Nel XIX secolo, in seguito alla demaniazione dei beni degli ordini religiosi ordinata da Napoleone nel 1810, il monastero di S. Chiara venne venduto dal Demanio al Comune di Fermo e le monache furono costrette a disperdersi. Una volta ripristinato lo Stato Pontificio, però, il conte Filippo Giacomo Raccamadoro, fratello di due religiose del monastero, anch'esse espulse, decise di acquistare dal Municipio lo stabile per darlo in uso d'abitazione alle monache che poterono così ritornarvi nel 1818. In tal modo, diversi anni dopo, quando si scatenò una seconda soppressione delle corporazioni religiose, voluta questa volta dal Governo Italiano con legge emanata nel 1866, il monastero, seppur con grande difficoltà, riuscì ad evitare la chiusura.

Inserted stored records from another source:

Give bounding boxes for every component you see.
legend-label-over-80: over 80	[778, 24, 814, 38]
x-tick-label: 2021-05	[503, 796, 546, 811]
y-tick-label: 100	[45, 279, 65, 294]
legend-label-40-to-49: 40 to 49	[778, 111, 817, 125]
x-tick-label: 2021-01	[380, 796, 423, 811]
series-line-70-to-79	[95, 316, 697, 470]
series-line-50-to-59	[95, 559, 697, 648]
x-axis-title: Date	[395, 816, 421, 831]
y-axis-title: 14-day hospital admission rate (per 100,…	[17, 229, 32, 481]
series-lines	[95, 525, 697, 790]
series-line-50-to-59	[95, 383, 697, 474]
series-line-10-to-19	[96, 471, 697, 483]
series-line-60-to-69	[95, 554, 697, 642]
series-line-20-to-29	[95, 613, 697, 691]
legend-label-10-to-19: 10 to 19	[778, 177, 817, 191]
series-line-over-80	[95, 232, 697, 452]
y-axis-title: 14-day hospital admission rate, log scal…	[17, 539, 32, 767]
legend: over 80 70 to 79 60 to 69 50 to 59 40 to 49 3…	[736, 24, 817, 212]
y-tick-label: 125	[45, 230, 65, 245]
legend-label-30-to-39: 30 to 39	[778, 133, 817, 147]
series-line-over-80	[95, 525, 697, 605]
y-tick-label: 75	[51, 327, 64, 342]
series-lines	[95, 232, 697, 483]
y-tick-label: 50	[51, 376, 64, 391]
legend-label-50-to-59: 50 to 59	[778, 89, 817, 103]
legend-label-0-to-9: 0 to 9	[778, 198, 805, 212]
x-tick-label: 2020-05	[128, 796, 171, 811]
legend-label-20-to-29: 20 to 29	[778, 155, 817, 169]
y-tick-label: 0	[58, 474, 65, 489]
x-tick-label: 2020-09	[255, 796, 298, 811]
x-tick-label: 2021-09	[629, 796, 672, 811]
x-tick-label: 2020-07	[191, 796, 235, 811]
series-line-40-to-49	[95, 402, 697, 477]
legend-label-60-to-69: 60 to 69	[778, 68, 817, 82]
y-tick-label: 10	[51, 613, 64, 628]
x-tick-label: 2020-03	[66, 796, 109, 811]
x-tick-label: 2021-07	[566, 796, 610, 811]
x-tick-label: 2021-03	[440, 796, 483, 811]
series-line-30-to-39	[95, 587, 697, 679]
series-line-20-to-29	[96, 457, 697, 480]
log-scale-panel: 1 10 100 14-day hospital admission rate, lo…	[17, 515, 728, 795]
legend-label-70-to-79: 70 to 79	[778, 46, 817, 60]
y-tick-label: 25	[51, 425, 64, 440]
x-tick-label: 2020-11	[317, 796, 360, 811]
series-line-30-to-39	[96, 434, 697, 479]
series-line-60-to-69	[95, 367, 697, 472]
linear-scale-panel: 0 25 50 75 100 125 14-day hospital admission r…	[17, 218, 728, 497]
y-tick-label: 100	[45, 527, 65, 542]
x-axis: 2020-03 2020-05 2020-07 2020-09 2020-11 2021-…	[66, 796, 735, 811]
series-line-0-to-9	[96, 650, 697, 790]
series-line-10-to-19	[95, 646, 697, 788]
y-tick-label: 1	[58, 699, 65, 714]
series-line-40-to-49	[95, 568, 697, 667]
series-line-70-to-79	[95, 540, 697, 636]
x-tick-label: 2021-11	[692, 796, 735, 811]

Nel febbraio del 1880, infatti, il Demanio intimò alle sorelle di lasciare l'edificio entro due mesi, perché potesse essere adibito a carcere o ad altro uso, ma le monache, dopo lunghe preghiere, riuscirono a ritrovare l'atto d'acquisto, dapprima perduto, che attestava la proprietà dell'edificio da parte del Raccamadoro.

Il monastero rimase di pertinenza di questa famiglia fino al 1914, quando passò al Canonico Giuseppe Sartori. Infine nel 1929, in seguito al concordato tra la S. Sede e lo Stato Italiano, esso venne finalmente restituito alle legittime proprietarie e riconosciuto come ente giuridico autonomo.

Per gran parte del XX secolo, in particolare nel periodo delle due guerre mondiali, le monache dovettero confrontarsi con le esigenze del contesto sociale del tempo, coniugando il silenzio e la preghiera della clausura con le opere della vita attiva.

Già nel 1909, rispettando la volontà dell'arcivescovo Castelli e del parroco di S. Pietro, mons. Filippo Cipriani, alcuni locali del monastero vennero messi a disposizione come sede di un istituto magistrale e professionale femminile che lì rimasero per ben 25 anni. Successivamente negli anni '30 venne istituita una scuola lavoro per giovani artigiane, che poi nel 1952 lasciò il posto ad un centro di assistenza denominato Casa Famiglia S. Chiara, che accoglieva e istruiva bambine e giovani in difficoltà.

Nel 1910, fu solo grazie all'opera di Madre Geltrude Formiconi, inviata dal monastero di Potenza Picena a Fermo, dall'Arcivescovo Carlo Castelli, che si evitò la chiusura del monastero stesso, dando un nuovo impulso alla vita di preghiera, di sacrificio e di lavoro delle sorelle, che diresse per ben 37 anni, promovendo una vera fioritura di vocazioni.

Nel 1956, con l'istituzione della Federazione Marche-Abruzzo dei Monasteri delle clarisse, la Madre Chiara Monti di Fermo fu eletta prima presidente e il monastero fu sede del noviziato federale, e vi hanno trovato ospitalità religiose di diversi monasteri.

Infine nel 1974, in conformità con i dettami del Concilio Vaticano II e in particolare con il decreto "Venite seorsum", che chiedeva una scelta definitiva tra vita attiva e clausura, le religiose decisero di confermare la loro vocazione di claustrali per servire il mondo con la propria preghiera.